Una cueva turquesa, toda turquesa,
paredes, suelos y techos preciosos, y yo
alucinaba… Apareció ella, una mujer de cabellos blancos resplandecientes, muy
largos muy bien peinados, bella, bellísima, serenísima, proyectando su gran
paz, me habló, me arrulló con su voz: “Ese no es, ámalo pero recuerda que ese
no es, todavía no, pero vendrá y tienes que creértelo siempre porque te está
esperando. “
De pronto aparecí fuera de la
cueva turquesa, me encontré en un camino de tierra con muchos recovecos y
bifurcaciones, no sabía cuál tomar, no sabía qué hacer, todo era confuso.

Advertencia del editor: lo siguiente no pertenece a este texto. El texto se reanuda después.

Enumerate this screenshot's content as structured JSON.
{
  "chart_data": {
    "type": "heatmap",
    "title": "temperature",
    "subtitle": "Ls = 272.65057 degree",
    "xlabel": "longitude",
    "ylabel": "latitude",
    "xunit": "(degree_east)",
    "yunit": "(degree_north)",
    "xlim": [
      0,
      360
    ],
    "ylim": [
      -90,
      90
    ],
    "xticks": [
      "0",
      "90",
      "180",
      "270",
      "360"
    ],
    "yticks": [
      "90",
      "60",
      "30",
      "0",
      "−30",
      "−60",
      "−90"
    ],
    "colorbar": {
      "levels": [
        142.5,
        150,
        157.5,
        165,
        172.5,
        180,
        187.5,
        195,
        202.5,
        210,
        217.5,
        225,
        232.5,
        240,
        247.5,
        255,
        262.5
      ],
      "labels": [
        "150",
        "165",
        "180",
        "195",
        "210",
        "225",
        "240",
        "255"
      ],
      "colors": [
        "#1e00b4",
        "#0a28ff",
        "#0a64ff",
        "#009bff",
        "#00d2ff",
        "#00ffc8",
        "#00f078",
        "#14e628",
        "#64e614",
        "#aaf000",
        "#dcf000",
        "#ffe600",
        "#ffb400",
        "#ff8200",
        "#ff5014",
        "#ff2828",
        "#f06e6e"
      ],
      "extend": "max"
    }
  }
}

Entonces escuché un silbido, como esos que haces para llamar a tu perro, y
decidí seguir el camino del sonido, del silbido… A menos de 400 metros comencé
a escuchar los ladridos de un gran perro, que llegó rápidamente a mí como si me
estuviera buscando. Comenzó a saltar contento a mi alrededor, moviendo su cola con gracia. Los sonidos del
silbido seguían… Grité: - ¡Por aquí!
¡Aquí está su perro!- . Y
apareció él, un hombre muy alto, muy fuerte, con unos ojos azules como el cielo
cuando el sol nos alumbra con suavidad mañanera… unos ojos turquesa… Así fue mi
estancia en el Gran Cañón:
Muy grande, muy fuerte. El
turquesa inundaba mi vida, mi corazón y todo mi ser.